God identifies the criminal as one who preys upon people and their land, members of his creation. “For who has not suffered under your endless malice?”
We still have that strange desire of Jeremiah to attend to. He wanted to watch his oppressors get their due, which seems clearly out of bounds. Here is where the Son of Man and the Son of God changes the picture of Jeremiah's watchful eyes. Jesus, the Christ, bore the brunt of sin’s temper, of sin’s destructive bent, and of sin’s desire to control everything — to control even God.
God himself took the whipping of vengeance for all of us to awaken us to love. It’s the craziest thing, because the ones who put evil against the Lord and give sinister counsel to others is us. We’re the oppressors of others who have suffered under our relentless malice. Suffering includes confusing folks, misdirecting their yearnings, and destroying their hopes.
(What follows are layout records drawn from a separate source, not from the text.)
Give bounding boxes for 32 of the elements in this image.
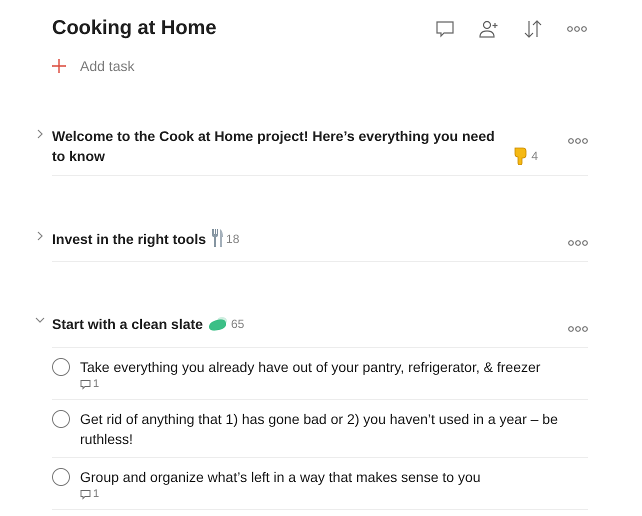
section-title: Start with a clean slate bbox=[52, 315, 203, 334]
comment-icon bbox=[80, 488, 91, 500]
comment-count: 1 bbox=[93, 377, 100, 391]
soap-icon bbox=[206, 315, 229, 333]
task-text: Take everything you already have out of your pantry, refrigerator, & freezer bbox=[80, 358, 540, 377]
task-text: Get rid of anything that 1) has gone bad or 2) you haven’t used in a year – be ruthless! bbox=[80, 410, 558, 449]
section-title: Welcome to the Cook at Home project! Here’s everything you need to know bbox=[52, 127, 496, 166]
task-count: 18 bbox=[226, 231, 240, 248]
more-icon[interactable] bbox=[568, 239, 588, 247]
comment-icon bbox=[80, 378, 91, 390]
task-count: 4 bbox=[531, 148, 538, 165]
task-count: 65 bbox=[230, 316, 244, 333]
chevron-right-icon[interactable] bbox=[37, 231, 43, 241]
more-icon[interactable] bbox=[567, 24, 587, 32]
task-checkbox[interactable] bbox=[52, 358, 70, 376]
fork-knife-icon bbox=[210, 228, 224, 248]
comment-icon[interactable] bbox=[435, 18, 455, 38]
sort-icon[interactable] bbox=[523, 18, 543, 38]
pointing-hand-icon bbox=[513, 145, 530, 165]
add-person-icon[interactable] bbox=[479, 20, 499, 38]
more-icon[interactable] bbox=[568, 137, 588, 145]
section-title: Invest in the right tools bbox=[52, 230, 206, 249]
comment-count: 1 bbox=[93, 487, 100, 501]
task-checkbox[interactable] bbox=[52, 410, 70, 428]
plus-icon bbox=[52, 59, 66, 73]
more-icon[interactable] bbox=[568, 325, 588, 333]
add-task-button[interactable]: Add task bbox=[52, 58, 588, 74]
task-checkbox[interactable] bbox=[52, 468, 70, 486]
chevron-down-icon[interactable] bbox=[35, 317, 45, 323]
chevron-right-icon[interactable] bbox=[37, 129, 43, 139]
project-title: Cooking at Home bbox=[52, 17, 218, 40]
task-text: Group and organize what’s left in a way that makes sense to you bbox=[80, 468, 481, 487]
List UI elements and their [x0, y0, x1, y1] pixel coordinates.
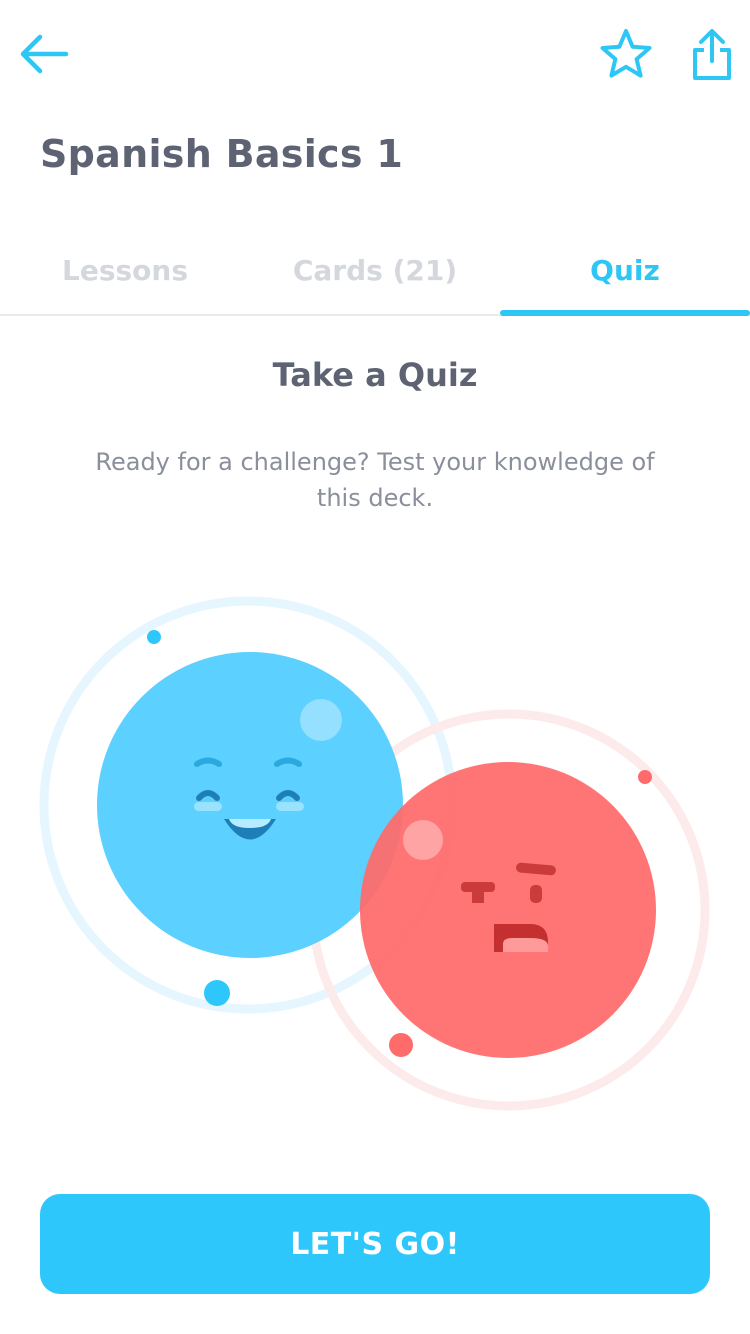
blue-satellite-large [204, 980, 230, 1006]
quiz-illustration [0, 580, 750, 1140]
tab-bar: Lessons Cards (21) Quiz [0, 240, 750, 316]
grumpy-red-character-icon [360, 762, 656, 1058]
tab-cards[interactable]: Cards (21) [250, 240, 500, 314]
red-satellite-small [638, 770, 652, 784]
top-navigation-bar [0, 0, 750, 120]
tab-lessons[interactable]: Lessons [0, 240, 250, 314]
tab-quiz[interactable]: Quiz [500, 240, 750, 314]
blue-satellite-small [147, 630, 161, 644]
favorite-button[interactable] [598, 27, 654, 83]
characters-illustration [39, 596, 710, 1111]
share-button[interactable] [690, 27, 734, 83]
arrow-left-icon [20, 34, 69, 74]
red-satellite-large [389, 1033, 413, 1057]
star-outline-icon [600, 29, 652, 78]
quiz-description: Ready for a challenge? Test your knowled… [95, 448, 655, 512]
lets-go-button[interactable]: LET'S GO! [40, 1194, 710, 1294]
share-icon [693, 29, 731, 80]
deck-title: Spanish Basics 1 [40, 132, 404, 176]
active-tab-indicator [500, 310, 750, 316]
quiz-heading: Take a Quiz [272, 356, 478, 394]
happy-blue-character-icon [97, 652, 403, 958]
back-button[interactable] [18, 32, 70, 76]
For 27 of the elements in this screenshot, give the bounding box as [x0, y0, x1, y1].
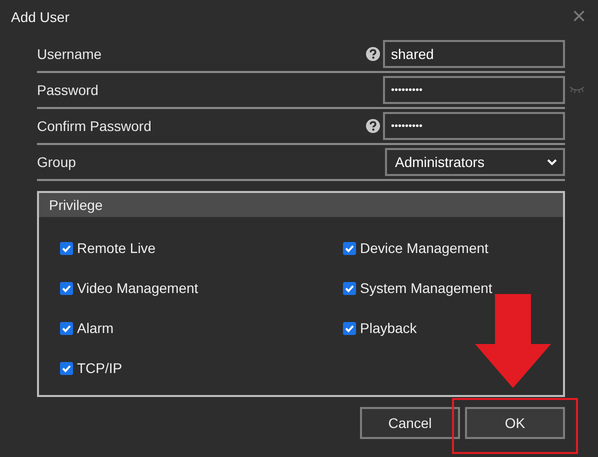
checkbox-label: Video Management: [77, 280, 198, 296]
group-dropdown[interactable]: Administrators: [385, 148, 565, 176]
field-label: Confirm Password: [37, 118, 152, 134]
checkbox-label: Alarm: [77, 320, 114, 336]
checkbox[interactable]: [343, 322, 356, 334]
dialog-button[interactable]: OK: [465, 407, 565, 439]
checkbox-label: Playback: [360, 320, 417, 336]
privilege-header: Privilege: [39, 193, 563, 217]
checkbox[interactable]: [60, 242, 73, 254]
field-label: Username: [37, 46, 103, 62]
checkbox[interactable]: [60, 322, 73, 334]
checkbox-label: Device Management: [360, 240, 488, 256]
checkbox[interactable]: [60, 282, 73, 294]
checkbox[interactable]: [343, 242, 356, 254]
caret-icon: [547, 158, 557, 166]
checkbox[interactable]: [60, 362, 73, 374]
password-field[interactable]: •••••••••: [383, 76, 565, 104]
window-title: Add User: [11, 9, 70, 25]
field-label: Group: [37, 154, 77, 170]
checkbox-label: Remote Live: [77, 240, 156, 256]
checkbox-label: TCP/IP: [77, 360, 122, 376]
checkbox[interactable]: [343, 282, 356, 294]
input-field[interactable]: shared: [383, 40, 565, 68]
field-label: Password: [37, 82, 100, 98]
dialog-button[interactable]: Cancel: [360, 407, 460, 439]
checkbox-label: System Management: [360, 280, 492, 296]
password-field[interactable]: •••••••••: [383, 112, 565, 140]
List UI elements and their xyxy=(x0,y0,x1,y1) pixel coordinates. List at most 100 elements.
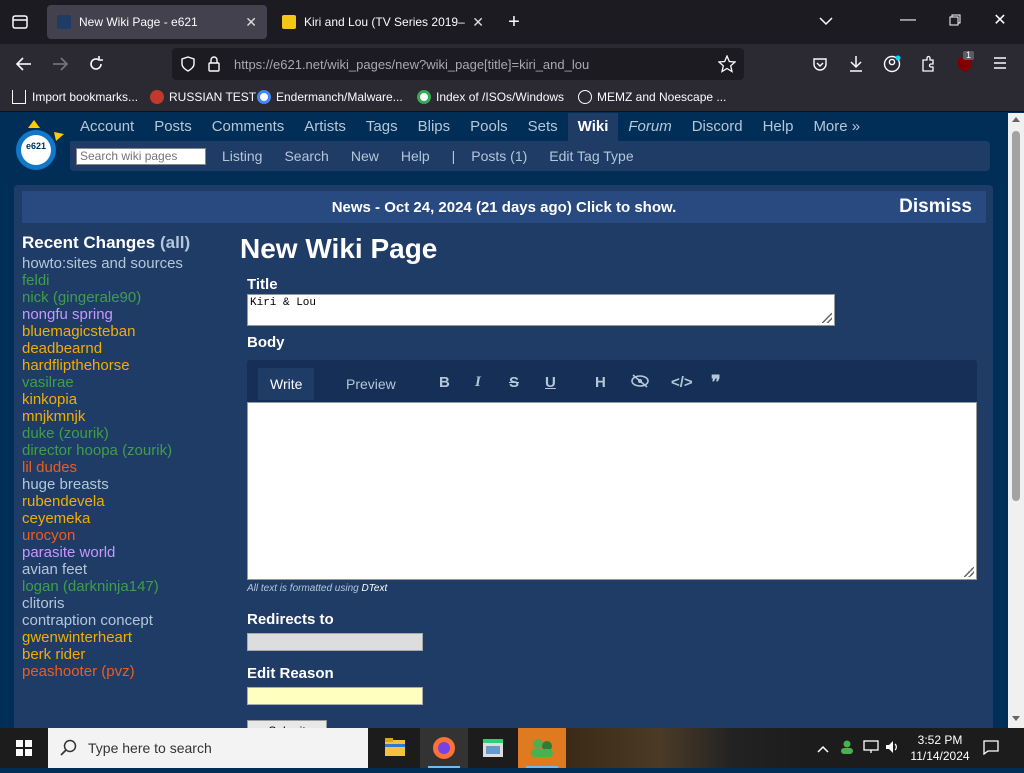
recent-change-link[interactable]: ceyemeka xyxy=(22,510,232,527)
app-window[interactable] xyxy=(469,728,517,768)
scroll-thumb[interactable] xyxy=(1012,131,1020,501)
body-textarea[interactable] xyxy=(247,402,977,580)
subnav-listing[interactable]: Listing xyxy=(222,148,262,164)
shield-icon[interactable] xyxy=(180,56,196,77)
subnav-new[interactable]: New xyxy=(351,148,379,164)
reload-icon[interactable] xyxy=(86,55,106,77)
write-tab[interactable]: Write xyxy=(258,368,315,400)
bookmark-endermanch[interactable]: Endermanch/Malware... xyxy=(257,90,403,104)
close-tab-icon[interactable]: ✕ xyxy=(245,14,257,31)
maximize-icon[interactable] xyxy=(945,14,965,30)
recent-change-link[interactable]: bluemagicsteban xyxy=(22,323,232,340)
download-icon[interactable] xyxy=(846,55,866,77)
recent-change-link[interactable]: rubendevela xyxy=(22,493,232,510)
recent-change-link[interactable]: contraption concept xyxy=(22,612,232,629)
recent-change-link[interactable]: feldi xyxy=(22,272,232,289)
submit-button[interactable]: Submit xyxy=(247,720,327,728)
recent-change-link[interactable]: parasite world xyxy=(22,544,232,561)
nav-account[interactable]: Account xyxy=(70,113,144,141)
ublock-icon[interactable]: 1 xyxy=(954,51,976,76)
code-icon[interactable]: </> xyxy=(671,374,693,391)
heading-icon[interactable]: H xyxy=(595,374,606,391)
tab-list-icon[interactable] xyxy=(10,13,30,31)
recent-change-link[interactable]: clitoris xyxy=(22,595,232,612)
dtext-link[interactable]: DText xyxy=(362,583,388,594)
recent-change-link[interactable]: kinkopia xyxy=(22,391,232,408)
recent-change-link[interactable]: howto:sites and sources xyxy=(22,255,232,272)
recent-change-link[interactable]: duke (zourik) xyxy=(22,425,232,442)
recent-change-link[interactable]: urocyon xyxy=(22,527,232,544)
tab-new-wiki-page[interactable]: New Wiki Page - e621 ✕ xyxy=(47,5,267,39)
chat-app[interactable] xyxy=(518,728,566,768)
recent-change-link[interactable]: avian feet xyxy=(22,561,232,578)
firefox-app[interactable] xyxy=(420,728,468,768)
bookmark-index-isos[interactable]: Index of /ISOs/Windows xyxy=(417,90,564,104)
italic-icon[interactable]: I xyxy=(475,374,481,391)
close-tab-icon[interactable]: ✕ xyxy=(472,14,484,31)
recent-change-link[interactable]: nick (gingerale90) xyxy=(22,289,232,306)
news-text[interactable]: News - Oct 24, 2024 (21 days ago) Click … xyxy=(22,199,986,216)
tab-kiri-and-lou[interactable]: Kiri and Lou (TV Series 2019– ) - ✕ xyxy=(272,5,494,39)
underline-icon[interactable]: U xyxy=(545,374,556,391)
recent-change-link[interactable]: director hoopa (zourik) xyxy=(22,442,232,459)
recent-change-link[interactable]: berk rider xyxy=(22,646,232,663)
bookmark-star-icon[interactable] xyxy=(717,54,737,78)
close-window-icon[interactable]: ✕ xyxy=(990,13,1010,29)
lock-icon[interactable] xyxy=(207,56,221,77)
subnav-help[interactable]: Help xyxy=(401,148,430,164)
page-scrollbar[interactable] xyxy=(1008,113,1024,728)
recent-change-link[interactable]: mnjkmnjk xyxy=(22,408,232,425)
tray-people-icon[interactable] xyxy=(838,739,856,759)
preview-tab[interactable]: Preview xyxy=(334,368,408,400)
nav-blips[interactable]: Blips xyxy=(408,113,461,141)
pocket-icon[interactable] xyxy=(810,56,830,76)
extensions-icon[interactable] xyxy=(918,55,938,77)
quote-icon[interactable]: ❞ xyxy=(711,372,721,393)
recent-change-link[interactable]: nongfu spring xyxy=(22,306,232,323)
recent-change-link[interactable]: vasilrae xyxy=(22,374,232,391)
nav-pools[interactable]: Pools xyxy=(460,113,518,141)
subnav-posts[interactable]: Posts (1) xyxy=(471,148,527,164)
bookmark-memz[interactable]: MEMZ and Noescape ... xyxy=(578,90,726,104)
nav-tags[interactable]: Tags xyxy=(356,113,408,141)
tray-chevron-up-icon[interactable] xyxy=(816,741,830,757)
nav-sets[interactable]: Sets xyxy=(518,113,568,141)
recent-change-link[interactable]: huge breasts xyxy=(22,476,232,493)
volume-icon[interactable] xyxy=(884,740,902,758)
subnav-edit-tag-type[interactable]: Edit Tag Type xyxy=(549,148,633,164)
nav-comments[interactable]: Comments xyxy=(202,113,295,141)
new-tab-icon[interactable]: + xyxy=(504,12,524,32)
file-explorer-app[interactable] xyxy=(371,728,419,768)
scroll-up-icon[interactable] xyxy=(1012,117,1020,122)
nav-posts[interactable]: Posts xyxy=(144,113,202,141)
resize-grip-icon[interactable] xyxy=(822,313,832,323)
bookmark-russian-test[interactable]: RUSSIAN TEST xyxy=(150,90,256,104)
network-icon[interactable] xyxy=(862,740,880,758)
nav-wiki[interactable]: Wiki xyxy=(567,113,619,141)
redirects-input[interactable] xyxy=(247,633,423,651)
wiki-search-input[interactable] xyxy=(76,147,206,165)
nav-help[interactable]: Help xyxy=(753,113,804,141)
subnav-search[interactable]: Search xyxy=(284,148,328,164)
nav-forum[interactable]: Forum xyxy=(618,113,681,141)
url-bar[interactable]: https://e621.net/wiki_pages/new?wiki_pag… xyxy=(172,48,744,80)
strikethrough-icon[interactable]: S xyxy=(509,374,519,391)
resize-grip-icon[interactable] xyxy=(964,567,974,577)
e621-logo[interactable]: e621 xyxy=(14,119,66,175)
recent-changes-all-link[interactable]: (all) xyxy=(160,233,190,252)
scroll-down-icon[interactable] xyxy=(1012,716,1020,721)
nav-more[interactable]: More » xyxy=(803,113,870,141)
bookmark-import[interactable]: Import bookmarks... xyxy=(12,90,138,104)
start-button[interactable] xyxy=(0,728,48,768)
menu-icon[interactable] xyxy=(990,55,1010,75)
forward-icon[interactable] xyxy=(50,55,70,77)
recent-change-link[interactable]: logan (darkninja147) xyxy=(22,578,232,595)
recent-change-link[interactable]: lil dudes xyxy=(22,459,232,476)
taskbar-search[interactable]: Type here to search xyxy=(48,728,368,768)
edit-reason-input[interactable] xyxy=(247,687,423,705)
recent-change-link[interactable]: deadbearnd xyxy=(22,340,232,357)
recent-change-link[interactable]: hardflipthehorse xyxy=(22,357,232,374)
news-banner[interactable]: News - Oct 24, 2024 (21 days ago) Click … xyxy=(22,191,986,223)
recent-change-link[interactable]: peashooter (pvz) xyxy=(22,663,232,680)
nav-artists[interactable]: Artists xyxy=(294,113,356,141)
Don’t be too quick to complain about the crosshairs I place on us. All sin is deadly. Even the quiet, back-handed sins, the passive aggressive manipulations, and the sneering, gullet-filled weaknesses. We level our crimes with as little fanfare as we can, but level them we do.
Not to fret, if we’re on board with the man who hung on the tree for us. Maybe you don’t know Jesus very well. You might wish there was a Jesus, though. You might hope God is so merciful that he really would take the blame for every crappy thing you’ve ever done. Maybe there is a Jesus who loves you that much, and a Spirit who’s eager to live in you, mentoring your behavior and changing your heart as your sins slowly fall away. Maybe he'll stay as long as it takes. Maybe there is a Father who’ll meet us anyway, even though we couldn't see him and felt sure he didn't exist. Maybe Jesus will still claim us as his friend when we ignored the possibility of his existence, but we kinda hoped he did exist. Maybe we listened to the Holy Spirit all along, though we thought the conscience trying to adjust our behavior and our heart was all our own doing.
It could be that God really means to flip every sinner on our head, so much so that we wake up.That’s what I like to think, anyway. What Jeremiah is going to watch isn't the damage and horror being done to his enemies, and that's it. He's going to see his enemies repent, because God helped them come to their senses. That's an interesting way to look at it.
You can have the vengeance, God. You’ll do a better job of it, and maybe save the sorry butt of the folks I’d like to punch in the nose. Maybe I’m like Jeremiah after all. I’d like to watch that happen — those who make me furious turning to God for forgiveness. That would be awesome to see!
And my enemies can watch me get my due also, happily forgiven, ecstatic to be loved.